Let $O$ be the origin.
The position vectors of points $A$, $B$ and $C$ are $\;$ $-2 \overrightarrow{a} + 3 \overrightarrow{b} + 5 \overrightarrow{c}$, $\;$ $\overrightarrow{a} + 2 \overrightarrow{b} + 3 \overrightarrow{c}$ $\;$ and $\;$ $7 \overrightarrow{a} - \overrightarrow{c}$ $\;$ respectively.

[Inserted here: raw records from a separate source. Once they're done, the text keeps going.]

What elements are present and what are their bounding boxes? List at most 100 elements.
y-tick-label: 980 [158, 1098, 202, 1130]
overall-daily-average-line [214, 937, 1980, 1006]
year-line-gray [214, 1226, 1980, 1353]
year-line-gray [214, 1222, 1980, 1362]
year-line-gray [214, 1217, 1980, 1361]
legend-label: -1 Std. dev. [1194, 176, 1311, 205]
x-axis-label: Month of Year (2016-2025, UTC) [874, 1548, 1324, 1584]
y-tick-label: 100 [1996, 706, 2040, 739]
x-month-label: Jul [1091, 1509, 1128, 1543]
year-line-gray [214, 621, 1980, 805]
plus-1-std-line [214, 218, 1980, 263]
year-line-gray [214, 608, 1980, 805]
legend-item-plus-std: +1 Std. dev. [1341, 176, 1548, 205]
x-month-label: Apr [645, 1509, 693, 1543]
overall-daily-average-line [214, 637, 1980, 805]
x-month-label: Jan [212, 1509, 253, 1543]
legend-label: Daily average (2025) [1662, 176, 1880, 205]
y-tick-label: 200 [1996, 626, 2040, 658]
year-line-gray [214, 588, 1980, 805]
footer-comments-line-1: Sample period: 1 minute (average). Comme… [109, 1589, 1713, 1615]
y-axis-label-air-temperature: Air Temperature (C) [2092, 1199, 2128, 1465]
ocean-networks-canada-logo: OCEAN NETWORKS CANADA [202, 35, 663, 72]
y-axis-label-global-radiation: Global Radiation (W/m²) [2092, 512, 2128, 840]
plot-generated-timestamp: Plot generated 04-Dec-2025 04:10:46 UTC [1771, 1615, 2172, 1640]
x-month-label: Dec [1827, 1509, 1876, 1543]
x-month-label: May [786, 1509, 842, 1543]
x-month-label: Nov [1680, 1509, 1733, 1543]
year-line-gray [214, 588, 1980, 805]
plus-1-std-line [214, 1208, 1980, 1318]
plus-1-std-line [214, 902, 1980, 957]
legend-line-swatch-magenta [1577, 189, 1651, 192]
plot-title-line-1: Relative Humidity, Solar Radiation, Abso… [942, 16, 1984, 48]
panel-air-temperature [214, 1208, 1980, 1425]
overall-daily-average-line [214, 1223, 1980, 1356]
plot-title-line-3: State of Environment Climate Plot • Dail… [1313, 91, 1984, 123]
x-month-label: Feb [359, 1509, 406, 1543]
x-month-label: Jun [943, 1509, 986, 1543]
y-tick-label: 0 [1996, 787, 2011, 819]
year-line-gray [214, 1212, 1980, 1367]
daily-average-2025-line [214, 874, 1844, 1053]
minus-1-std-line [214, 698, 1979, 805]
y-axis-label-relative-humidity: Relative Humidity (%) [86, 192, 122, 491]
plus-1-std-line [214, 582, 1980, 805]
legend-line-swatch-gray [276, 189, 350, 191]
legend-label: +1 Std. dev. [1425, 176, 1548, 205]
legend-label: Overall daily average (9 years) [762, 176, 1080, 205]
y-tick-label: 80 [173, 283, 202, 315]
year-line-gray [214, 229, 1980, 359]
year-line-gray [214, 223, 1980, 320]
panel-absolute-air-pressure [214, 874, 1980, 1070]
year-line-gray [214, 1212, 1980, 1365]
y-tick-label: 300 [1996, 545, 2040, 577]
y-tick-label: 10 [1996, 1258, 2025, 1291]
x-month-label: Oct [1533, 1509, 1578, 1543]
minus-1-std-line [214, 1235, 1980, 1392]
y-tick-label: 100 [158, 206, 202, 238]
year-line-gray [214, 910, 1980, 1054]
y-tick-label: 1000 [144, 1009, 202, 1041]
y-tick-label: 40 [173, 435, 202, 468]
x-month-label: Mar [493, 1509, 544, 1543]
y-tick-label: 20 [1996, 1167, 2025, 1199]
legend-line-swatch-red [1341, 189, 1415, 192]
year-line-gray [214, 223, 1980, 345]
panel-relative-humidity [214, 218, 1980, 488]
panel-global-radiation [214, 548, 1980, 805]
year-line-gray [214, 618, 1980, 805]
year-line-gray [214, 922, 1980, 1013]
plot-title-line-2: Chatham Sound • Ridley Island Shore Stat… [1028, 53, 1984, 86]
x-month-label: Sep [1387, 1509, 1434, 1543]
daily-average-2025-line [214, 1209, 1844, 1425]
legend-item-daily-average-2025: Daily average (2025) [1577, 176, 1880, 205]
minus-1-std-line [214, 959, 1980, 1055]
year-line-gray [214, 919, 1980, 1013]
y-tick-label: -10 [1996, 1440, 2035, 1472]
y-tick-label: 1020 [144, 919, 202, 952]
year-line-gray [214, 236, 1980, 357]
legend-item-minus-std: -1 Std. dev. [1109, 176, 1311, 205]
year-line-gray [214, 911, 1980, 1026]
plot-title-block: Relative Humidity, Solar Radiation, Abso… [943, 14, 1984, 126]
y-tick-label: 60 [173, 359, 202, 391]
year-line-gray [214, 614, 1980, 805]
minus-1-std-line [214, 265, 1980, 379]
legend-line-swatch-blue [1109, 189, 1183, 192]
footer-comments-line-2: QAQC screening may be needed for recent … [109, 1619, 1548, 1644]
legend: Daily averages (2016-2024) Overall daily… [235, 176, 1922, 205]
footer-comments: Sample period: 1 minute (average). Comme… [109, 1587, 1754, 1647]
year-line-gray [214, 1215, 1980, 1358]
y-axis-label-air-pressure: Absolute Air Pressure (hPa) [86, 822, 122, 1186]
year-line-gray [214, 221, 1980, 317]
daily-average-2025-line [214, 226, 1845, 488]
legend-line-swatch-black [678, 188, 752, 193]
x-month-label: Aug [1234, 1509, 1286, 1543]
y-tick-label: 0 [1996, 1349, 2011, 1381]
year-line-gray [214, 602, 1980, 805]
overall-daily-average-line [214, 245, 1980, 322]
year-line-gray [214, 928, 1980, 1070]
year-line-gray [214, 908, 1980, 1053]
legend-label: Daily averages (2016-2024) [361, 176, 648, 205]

i.e. $\;$ $\overrightarrow{OA} = -2 \overrightarrow{a} + 3 \overrightarrow{b} + 5 \overrightarrow{c}$
$\overrightarrow{OB} = \overrightarrow{a} + 2 \overrightarrow{b} + 3 \overrightarrow{c}$ $\;$ and
$\overrightarrow{OC} = 7 \overrightarrow{a} - \overrightarrow{c}$
Now, $\;$ $\overrightarrow{AB} = \overrightarrow{OB} - \overrightarrow{OA}$
i.e. $\;$ $\overrightarrow{AB} = \left(\overrightarrow{a} + 2 \overrightarrow{b} + 3 \overrightarrow{c}\right) - \left(- 2 \overrightarrow{a} + 3 \overrightarrow{b} + 5 \overrightarrow{c}\right) = 3 \overrightarrow{a} - \overrightarrow{b} - 2 \overrightarrow{c}$
and $\;$ $\overrightarrow{BC} = \overrightarrow{OC} - \overrightarrow{OB}$
i.e. $\;$ $\overrightarrow{BC} = \left(7 \overrightarrow{a} - \overrightarrow{c}\right) - \left(\overrightarrow{a} + 2 \overrightarrow{b} + 3 \overrightarrow{c}\right) = 6 \overrightarrow{a} - 2 \overrightarrow{b} - 4 \overrightarrow{c}$
i.e. $\;$ $\overrightarrow{BC} = 2 \left(3 \overrightarrow{a} - \overrightarrow{b} - 2 \overrightarrow{c}\right) = 2 \overrightarrow{AB}$
$\implies$ $\overrightarrow{AB}$ $\;$ and $\;$ $\overrightarrow{BC}$ $\;$ are parallel vectors and point $B$ is common to both of them.
$\implies$ $\overrightarrow{AB}$ $\;$ and $\;$ $\overrightarrow{BC}$ $\;$ are collinear vectors.
$\implies$ $A$, $B$ and $C$ are collinear points.